Cointeligência e o aumento das capacidades
Exemplos como o citado acima destacam e reforçam a importância justamente da colaboração, em um contexto em que a máquina aumenta as capacidades do ser humano. Esta proposição, inclusive, conversa diretamente com a ideia de cointeligência, um conceito desenvolvido pelo professor Ethan Mollick, da Wharton School e um dos maiores pensadores sobre IA generativa aplicada, e que é tema central de seu livro “Co-Intelligence: Living and Working with AI”, publicado em 2024.
Para Mollick, a verdadeira força da IA não está em substituir, mas em trabalhar de forma conjunta com humanos; dessa forma, o valor surge na interação, no “entre”, o que demanda também – como tenho defendido em outras colunas – uma preparação por parte do profissional, de modo que ele saiba explorar, questionar e refinar suas respostas e decisões com IA. Em resumo, entende a cointeligência não só como um aumento, mas um novo tipo de inteligência coletiva que nasce desta integração humano-máquina.
A ideia de cointeligência se liga diretamente ao conceito de IA aumentada (augmented AI ou AI Augmentation), o qual se refere à expansão das capacidades e da inteligência humanas, indo além da automatização, potencializando a criatividade, tomada de decisão e eficiência.
Assim, quando pensamos na IA autônoma, são trajetórias que se complementam e que desenham um futuro da tecnologia, ambas partindo de bases tecnológicas similares, mas com impactos sobre sociedade e negócios bastante distintos.
Enquanto uma traz a abordagem da colaboração e inteligência coletiva, a partir dos copilotos, a outra aponta para um cenário em que a máquina assume mais responsabilidades, com o fator humano exercendo um papel de coordenação – como tende a ser o caso dos agentes de IA, dentro de um contexto de coexistência das duas.

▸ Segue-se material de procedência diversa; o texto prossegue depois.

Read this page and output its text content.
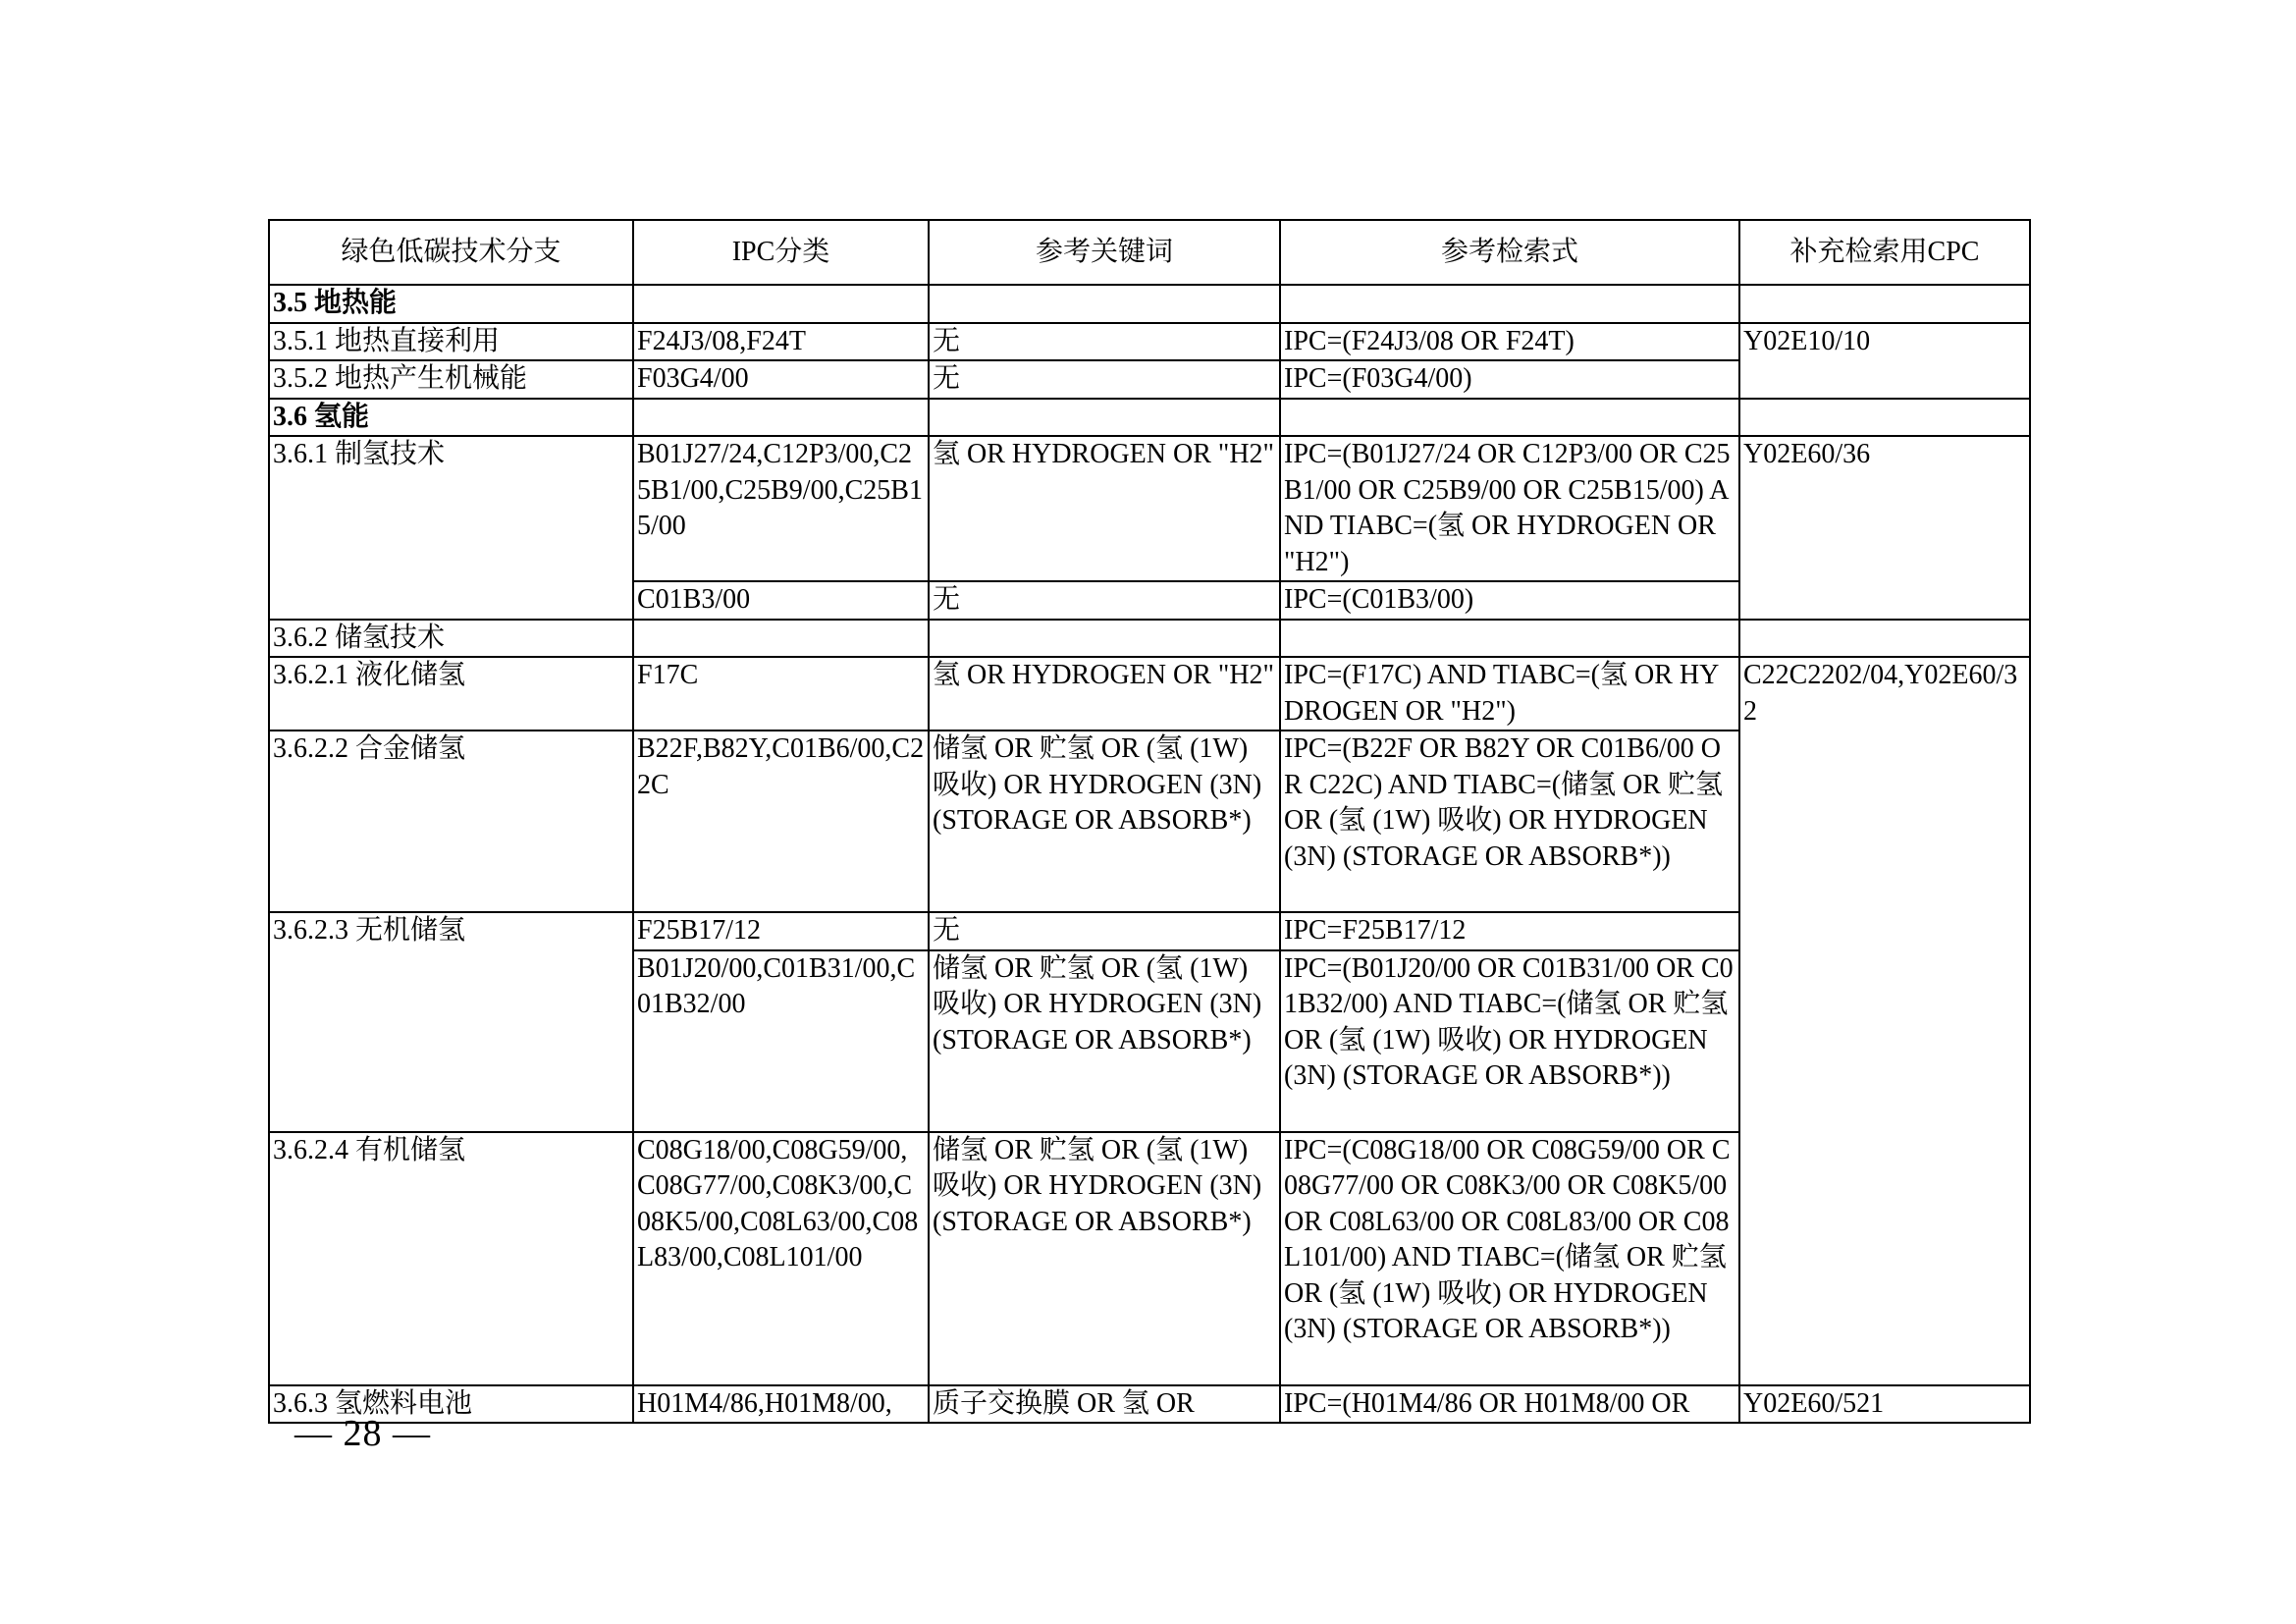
绿色低碳技术分支	IPC分类	参考关键词	参考检索式	补充检索用CPC
3.5 地热能				
3.5.1 地热直接利用	F24J3/08,F24T	无	IPC=(F24J3/08 OR F24T)	Y02E10/10
3.5.2 地热产生机械能	F03G4/00	无	IPC=(F03G4/00)	
3.6 氢能				
3.6.1 制氢技术	B01J27/24,C12P3/00,C25B1/00,C25B9/00,C25B15/00	氢 OR HYDROGEN OR "H2"	IPC=(B01J27/24 OR C12P3/00 OR C25B1/00 OR C25B9/00 OR C25B15/00) AND TIABC=(氢 OR HYDROGEN OR "H2")	Y02E60/36
	C01B3/00	无	IPC=(C01B3/00)	
3.6.2 储氢技术				
3.6.2.1 液化储氢	F17C	氢 OR HYDROGEN OR "H2"	IPC=(F17C) AND TIABC=(氢 OR HYDROGEN OR "H2")	C22C2202/04,Y02E60/32
3.6.2.2 合金储氢	B22F,B82Y,C01B6/00,C22C	储氢 OR 贮氢 OR (氢 (1W) 吸收) OR HYDROGEN (3N) (STORAGE OR ABSORB*)	IPC=(B22F OR B82Y OR C01B6/00 OR C22C) AND TIABC=(储氢 OR 贮氢 OR (氢 (1W) 吸收) OR HYDROGEN (3N) (STORAGE OR ABSORB*))	
3.6.2.3 无机储氢	F25B17/12	无	IPC=F25B17/12	
	B01J20/00,C01B31/00,C01B32/00	储氢 OR 贮氢 OR (氢 (1W) 吸收) OR HYDROGEN (3N) (STORAGE OR ABSORB*)	IPC=(B01J20/00 OR C01B31/00 OR C01B32/00) AND TIABC=(储氢 OR 贮氢 OR (氢 (1W) 吸收) OR HYDROGEN (3N) (STORAGE OR ABSORB*))	
3.6.2.4 有机储氢	C08G18/00,C08G59/00,C08G77/00,C08K3/00,C08K5/00,C08L63/00,C08L83/00,C08L101/00	储氢 OR 贮氢 OR (氢 (1W) 吸收) OR HYDROGEN (3N) (STORAGE OR ABSORB*)	IPC=(C08G18/00 OR C08G59/00 OR C08G77/00 OR C08K3/00 OR C08K5/00 OR C08L63/00 OR C08L83/00 OR C08L101/00) AND TIABC=(储氢 OR 贮氢 OR (氢 (1W) 吸收) OR HYDROGEN (3N) (STORAGE OR ABSORB*))	
3.6.3 氢燃料电池	H01M4/86,H01M8/00,	质子交换膜 OR 氢 OR	IPC=(H01M4/86 OR H01M8/00 OR	Y02E60/521
— 28 —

Logo, diante do que foi apresentado neste artigo, fica claro que os copilotos de IA não representam apenas mais uma etapa na curva de implementação da tecnologia, mas um novo paradigma de colaboração, sobretudo no âmbito corporativo. Enquanto agentes autônomos caminham para transformar a forma como processos são e serão conduzidos, os copilotos se apresentam como uma ponte entre a tecnologia e o humano, com ganhos consideráveis não só de eficiência, produtividade e criatividade mas também, em alguns casos – como o exemplo do hospital de Taiwan –, de empatia.
O futuro da inteligência artificial não será uma escolha entre aumento e autonomia, mas a convivência estratégica entre ambos, cabendo às organizações e aos profissionais, portanto, compreender onde cada uma das abordagens pode gerar mais valor.